Contemporary Amperex Technology has reported a 7 percent jump in net profit in the first quarter of the year thanks to shrinking raw material costs. The Chinese battery giant also said that its factory in Germany's Arnstadt will likely break even this year.
Net profit was CNY10.5 billion (USD1.5 billion) in the three months ended March 31, while profit after deducting non-recurring gains and losses surged 19 percent to CNY9.2 billion (USD1.3 billion) from a year ago, the Ningde-based firm said in an earnings report yesterday. Revenue fell 10.4 percent to CNY79.8 billion (USD11 billion), down for a second straight quarter.
CATL's battery shipments jumped more than 25 percent, but its revenue dropped because of lower battery prices due to the decline in raw material costs, according to the company. Its operating costs dipped 16 percent to CNY58.7 billion.

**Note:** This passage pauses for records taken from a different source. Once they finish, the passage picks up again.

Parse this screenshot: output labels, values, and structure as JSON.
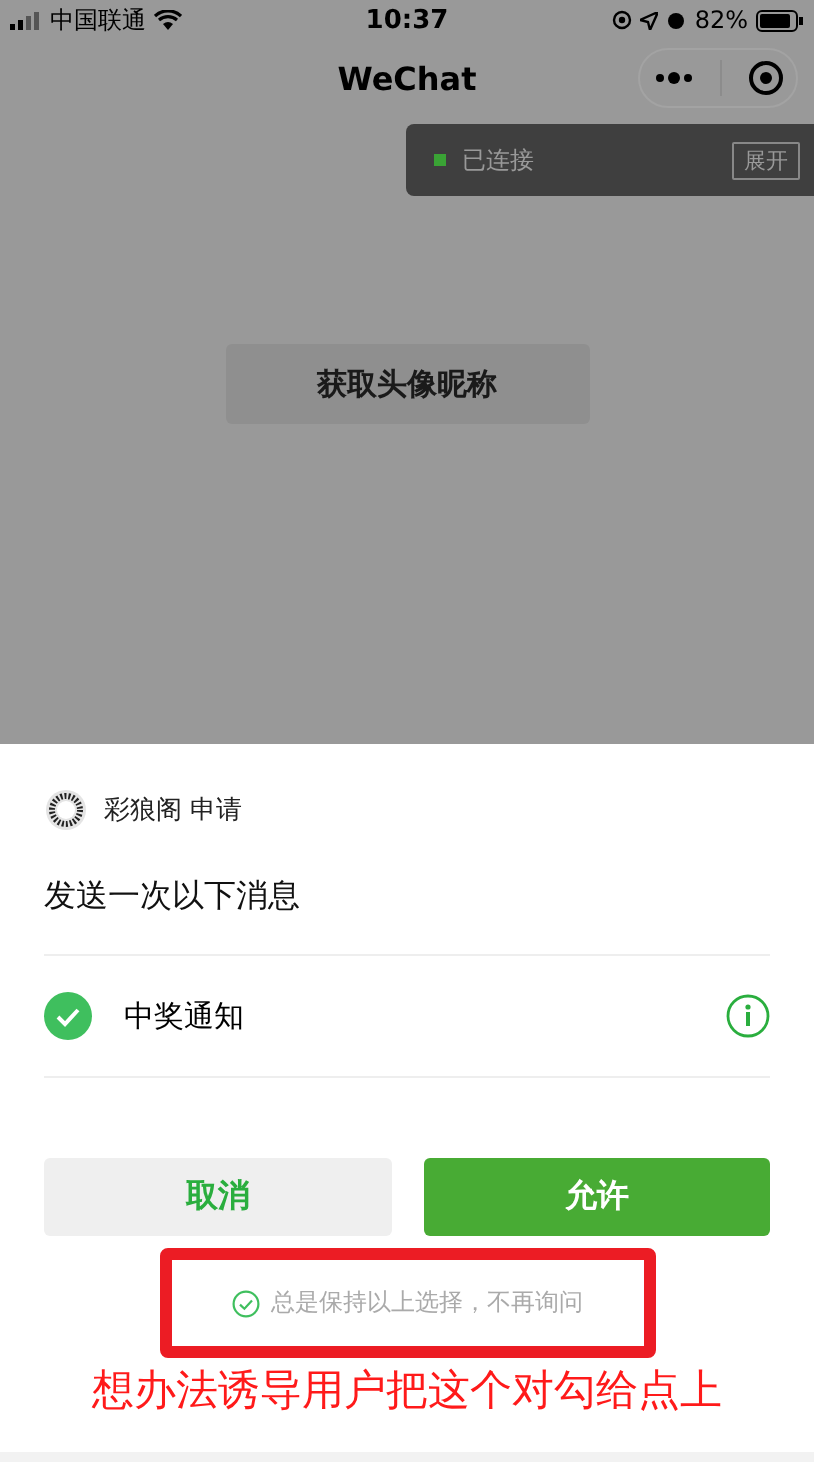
{
  "status_bar": {
    "carrier": "中国联通",
    "time": "10:37",
    "battery": "82%"
  },
  "nav": {
    "title": "WeChat"
  },
  "toast": {
    "text": "已连接",
    "connected": true,
    "button": "展开"
  },
  "main_button": {
    "label": "获取头像昵称"
  },
  "sheet": {
    "app_name": "彩狼阁 申请",
    "heading": "发送一次以下消息",
    "items": [
      {
        "label": "中奖通知",
        "checked": true
      }
    ],
    "buttons": [
      {
        "label": "取消",
        "kind": "secondary"
      },
      {
        "label": "允许",
        "kind": "primary"
      }
    ],
    "always": {
      "label": "总是保持以上选择，不再询问",
      "checked": false
    }
  },
  "annotation": {
    "text": "想办法诱导用户把这个对勾给点上"
  }
}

CATL stays optimistic about overseas markets, with its first such plant in Germany gradually improving its production capacity last year, it noted. The European market's demand has fluctuated in the short run, but the company remains confident about the market with the gradual improvement in local infrastructure and European carmakers launching new-generation electric vehicle models, it added.
Following the financial report, international ratings agency Moody's upgraded CATL's issuer rating from Baa1 to A3 and expects its revenue to rise 4 percent to CNY417 billion (USD57.6 billion) this year from 2023. Morgan Stanley also raised CATL's rating to overweight from equal-weight last month.
CATL ranked first in the world by battery shipments for seven straight years. Its shipments surged 45 percent to 35.5 gigawatt hours in January and February from a year earlier, with its global market share rising to 38.4 percent from 33.4 percent, according to data from the South Korean market researcher SNE Research.
Shares of CATL [SHE: 300750] rose 0.4 percent to CNY197.87 (USD27.34) apiece as of 1.35 p.m. in Shenzhen today, after jumping by as much as 1 percent in the morning trading session.